Wednesday, January 17, 2007

Guideline I: Examine the Basis for Legal Constructs

The first guideline for a general theory of law and technology I propose is that one must examine the basis for preexisting existing legal categories before extending them to new technology issues. Examples of the invention of the telegraph 150 years ago and the development of the Internet today help to elucidate this point.

The advent of the telegraph led to disputes over telegraph company liability for miscommunicated telegraph messages. Two different courts confronted this same issue in Parks v. Alta California Telegraph Co. and Breese v. U.S. Telegraph Co. Both courts concluded that the outcome hinged on whether a telegraph company was a common carrier. Common carriers, such as companies that transported goods, were automatically insurers of the delivery of the gonds. The Parks court concluded that telegraph companies were common carriers, and therefore liable for the loss caused by miscommunicated messages; after all, telegraph companies delivered messages just like companies that delivered physical goods also delivered messages (letters).
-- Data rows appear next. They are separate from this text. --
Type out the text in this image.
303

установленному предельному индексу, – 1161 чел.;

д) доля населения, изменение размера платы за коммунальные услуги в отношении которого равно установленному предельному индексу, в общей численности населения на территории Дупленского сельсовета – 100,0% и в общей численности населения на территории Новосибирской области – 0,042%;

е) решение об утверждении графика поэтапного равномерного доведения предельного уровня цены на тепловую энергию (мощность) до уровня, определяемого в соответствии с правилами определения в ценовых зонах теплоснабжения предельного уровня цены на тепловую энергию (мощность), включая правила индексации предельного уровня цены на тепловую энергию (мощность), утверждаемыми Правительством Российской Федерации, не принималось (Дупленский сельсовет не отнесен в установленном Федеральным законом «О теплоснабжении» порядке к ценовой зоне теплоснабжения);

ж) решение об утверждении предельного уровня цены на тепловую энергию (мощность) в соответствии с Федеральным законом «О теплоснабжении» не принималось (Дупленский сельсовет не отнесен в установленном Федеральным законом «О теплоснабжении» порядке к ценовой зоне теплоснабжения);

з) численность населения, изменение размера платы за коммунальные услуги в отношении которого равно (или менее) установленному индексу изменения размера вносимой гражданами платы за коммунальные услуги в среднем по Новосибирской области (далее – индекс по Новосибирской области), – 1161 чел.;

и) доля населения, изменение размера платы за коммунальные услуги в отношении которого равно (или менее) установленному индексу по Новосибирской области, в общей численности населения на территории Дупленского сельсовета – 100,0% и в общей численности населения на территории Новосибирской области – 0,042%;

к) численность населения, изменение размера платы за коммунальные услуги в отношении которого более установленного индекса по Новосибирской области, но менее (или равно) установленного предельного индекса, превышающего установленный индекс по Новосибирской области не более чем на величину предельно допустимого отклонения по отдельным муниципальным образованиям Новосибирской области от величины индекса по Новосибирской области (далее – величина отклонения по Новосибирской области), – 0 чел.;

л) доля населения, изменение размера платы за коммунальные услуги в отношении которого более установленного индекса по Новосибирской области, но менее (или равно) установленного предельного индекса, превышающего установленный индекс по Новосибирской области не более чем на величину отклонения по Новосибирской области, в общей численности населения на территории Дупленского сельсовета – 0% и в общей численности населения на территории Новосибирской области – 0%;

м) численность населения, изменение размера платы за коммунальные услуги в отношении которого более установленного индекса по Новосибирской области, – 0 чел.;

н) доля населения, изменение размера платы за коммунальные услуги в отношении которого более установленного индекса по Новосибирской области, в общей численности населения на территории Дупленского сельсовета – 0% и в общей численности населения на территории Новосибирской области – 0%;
The Breese court concluded that telegraph companies were not common carriers, reasoning that the law of contract should govern, and therefore that telegraph companies were liable for no more than the cost of the telegraph in the case of a miscommunicated message.

The problem with each courts’ analysis lies in comparing the function of the new technology to the function of the prior technology as a basis for deciding whether to handle a new legal dispute under pre-existing legal rules and categories. A decision-maker, rather, should consider the rationale for the existing legal categories in the first instance, and then determine whether that rationale applies to the new technology. In the case of the telegraph, for example, the rationale for common carrier liability may have been to institute a least-cost avoider regime and reduce transactions costs (among other reasons). This rationale may not apply to telegraphs because they offered a new, easy, cheap method of self-insurance—having the message returned to the sender to check its accuracy.

The same problems can be seen in issues concerning how to resolve disputes brought about by modern advances in communication. Students of internet law are familiar with cases in which courts prohibited the sending of unsolicited email (spam) pursuant to the ancient common law doctrine of trespass to chattels. Courts got around the requirements of physical contact with the chattel, dispossession, and impairment by considering the electronic signals to be physical, band-width to have been dispossessed, and the computer to have been impaired. While one can understand a desire to limit spam, these holdings present the same problem discussed above. In extending a doctrine developed for dispossession of a physical chattel, courts failed to realize the implications of their decisions. The holdings, for instance, would render all unsolicited email, physical mail (junk mail), telephone calls, and even advertisements on broadcast television trespass to chattels.

Preexisting legal categories may be applicable in some cases, but the only way to determine this is to examine the basis for the categories in the first instance, and whether that basis is satisfied by extension of the doctrine. Legal categories (such as common carrier) are only that—legal constructs. Such constructs may need to be revised in the face of technological change.